Leetcode #315: Count of Smaller Numbers After Self
In this guide, we solve Leetcode #315 Count of Smaller Numbers After Self in Python and focus on the core idea that makes the solution efficient.
You will see the intuition, the step-by-step method, and a clean Python implementation you can use in interviews.

Problem Statement
Given an integer array nums, return an integer array counts where counts[i] is the number of smaller elements to the right of nums[i]. Example 1: Input: nums = [5,2,6,1] Output: [2,1,1,0] Explanation: To the right of 5 there are 2 smaller elements (2 and 1).
Quick Facts
- Difficulty: Hard
- Premium: No
- Tags: Binary Indexed Tree, Segment Tree, Array, Binary Search, Divide and Conquer, Ordered Set, Merge Sort
Intuition
The problem structure suggests a monotonic decision, which makes binary search a natural fit.

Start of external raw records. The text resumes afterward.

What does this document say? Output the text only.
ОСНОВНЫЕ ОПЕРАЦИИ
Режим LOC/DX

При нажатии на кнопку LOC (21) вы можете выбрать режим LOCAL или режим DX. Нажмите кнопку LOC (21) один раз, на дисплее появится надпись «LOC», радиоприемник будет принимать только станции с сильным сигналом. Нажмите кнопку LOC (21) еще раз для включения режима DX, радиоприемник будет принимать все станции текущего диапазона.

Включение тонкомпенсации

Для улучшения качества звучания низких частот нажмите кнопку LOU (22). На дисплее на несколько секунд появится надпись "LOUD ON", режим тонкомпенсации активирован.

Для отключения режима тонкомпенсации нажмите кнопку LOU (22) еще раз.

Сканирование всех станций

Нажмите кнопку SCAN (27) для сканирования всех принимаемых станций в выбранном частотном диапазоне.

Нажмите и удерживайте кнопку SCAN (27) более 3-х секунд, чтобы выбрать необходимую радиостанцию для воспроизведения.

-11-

By halving the search space each step, we reach the answer efficiently.
Approach
Search either directly on a sorted array or on the answer space using a check function.

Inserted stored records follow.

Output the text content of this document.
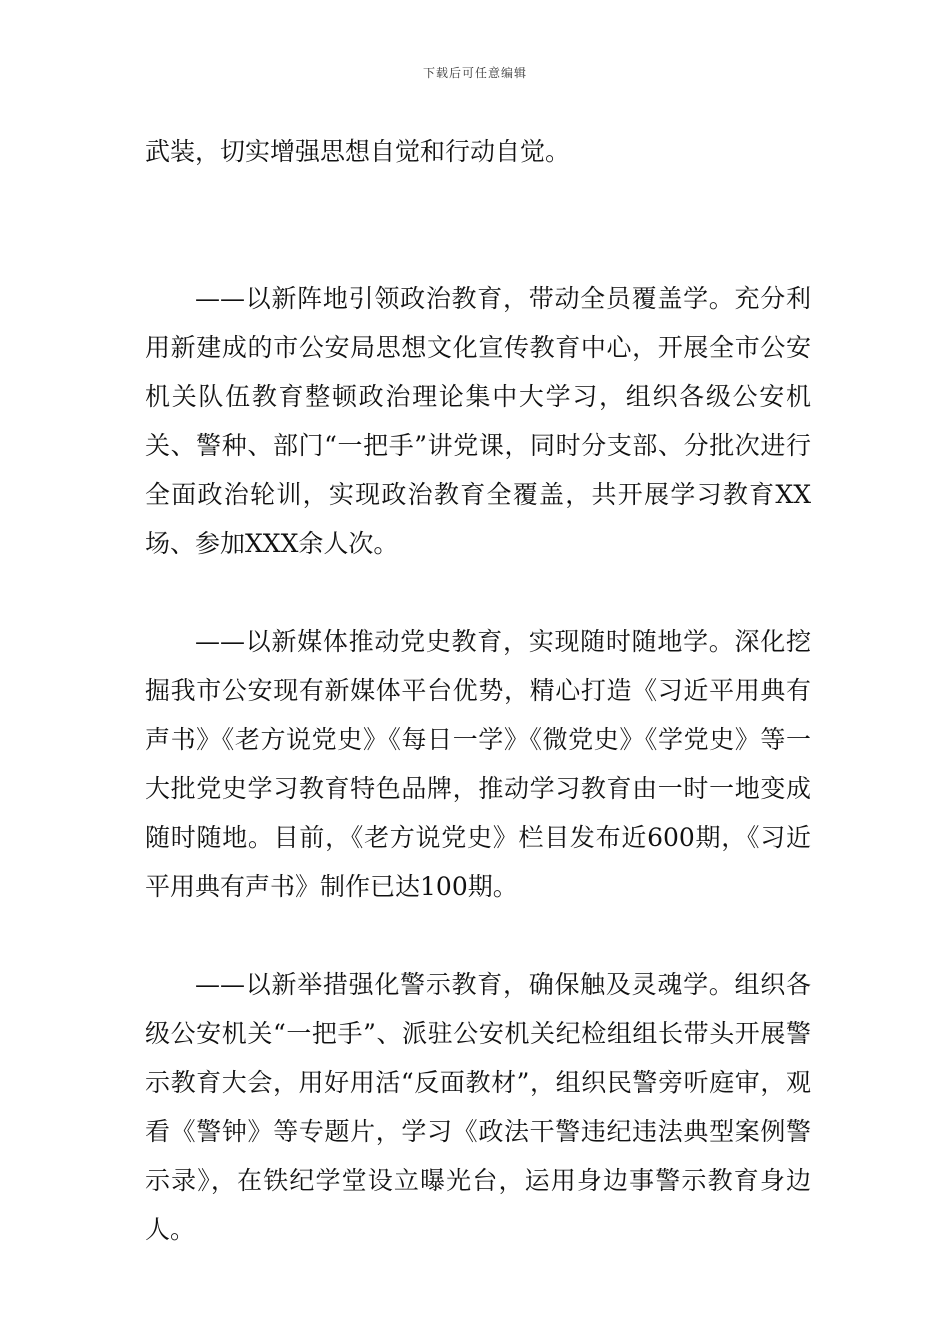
下载后可任意编辑

武装，切实增强思想自觉和行动自觉。

——以新阵地引领政治教育，带动全员覆盖学。充分利用新建成的市公安局思想文化宣传教育中心，开展全市公安机关队伍教育整顿政治理论集中大学习，组织各级公安机关、警种、部门“一把手”讲党课，同时分支部、分批次进行全面政治轮训，实现政治教育全覆盖，共开展学习教育XX场、参加XXX余人次。

——以新媒体推动党史教育，实现随时随地学。深化挖掘我市公安现有新媒体平台优势，精心打造《习近平用典有声书》《老方说党史》《每日一学》《微党史》《学党史》等一大批党史学习教育特色品牌，推动学习教育由一时一地变成随时随地。目前，《老方说党史》栏目发布近600期，《习近平用典有声书》制作已达100期。

——以新举措强化警示教育，确保触及灵魂学。组织各级公安机关“一把手”、派驻公安机关纪检组组长带头开展警示教育大会，用好用活“反面教材”，组织民警旁听庭审，观看《警钟》等专题片，学习《政法干警违纪违法典型案例警示录》，在铁纪学堂设立曝光台，运用身边事警示教育身边人。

Each check is fast, and the logarithmic search keeps the overall runtime low.
Steps:
- Define the search bounds.
- Check the mid point condition.
- Narrow the bounds until convergence.
Example
Input: nums = [5,2,6,1]
Output: [2,1,1,0]
Explanation:
To the right of 5 there are 2 smaller elements (2 and 1).
To the right of 2 there is only 1 smaller element (1).
To the right of 6 there is 1 smaller element (1).
To the right of 1 there is 0 smaller element.
Python Solution
class BinaryIndexedTree:
def __init__(self, n):
self.n = n
self.c = [0] * (n + 1)
def lowbit(x):
return x & -x
def update(self, x, delta):
while x <= self.n:
self.c[x] += delta
x += BinaryIndexedTree.lowbit(x)
def query(self, x):
s = 0
while x > 0:
s += self.c[x]
x -= BinaryIndexedTree.lowbit(x)
return s
class Solution:
def countSmaller(self, nums: List[int]) -> List[int]:
alls = sorted(set(nums))
m = {v: i for i, v in enumerate(alls, 1)}
tree = BinaryIndexedTree(len(m))
ans = []
for v in nums[::-1]:
x = m[v]
tree.update(x, 1)
ans.append(tree.query(x - 1))
return ans[::-1]
Complexity
The time complexity is O(log n) or O(n log n). The space complexity is O(1).
Edge Cases and Pitfalls
Watch for boundary values, empty inputs, and duplicate values where applicable. If the problem involves ordering or constraints, confirm the invariant is preserved at every step.
Summary
This Python solution focuses on the essential structure of the problem and keeps the implementation interview-friendly while meeting the constraints.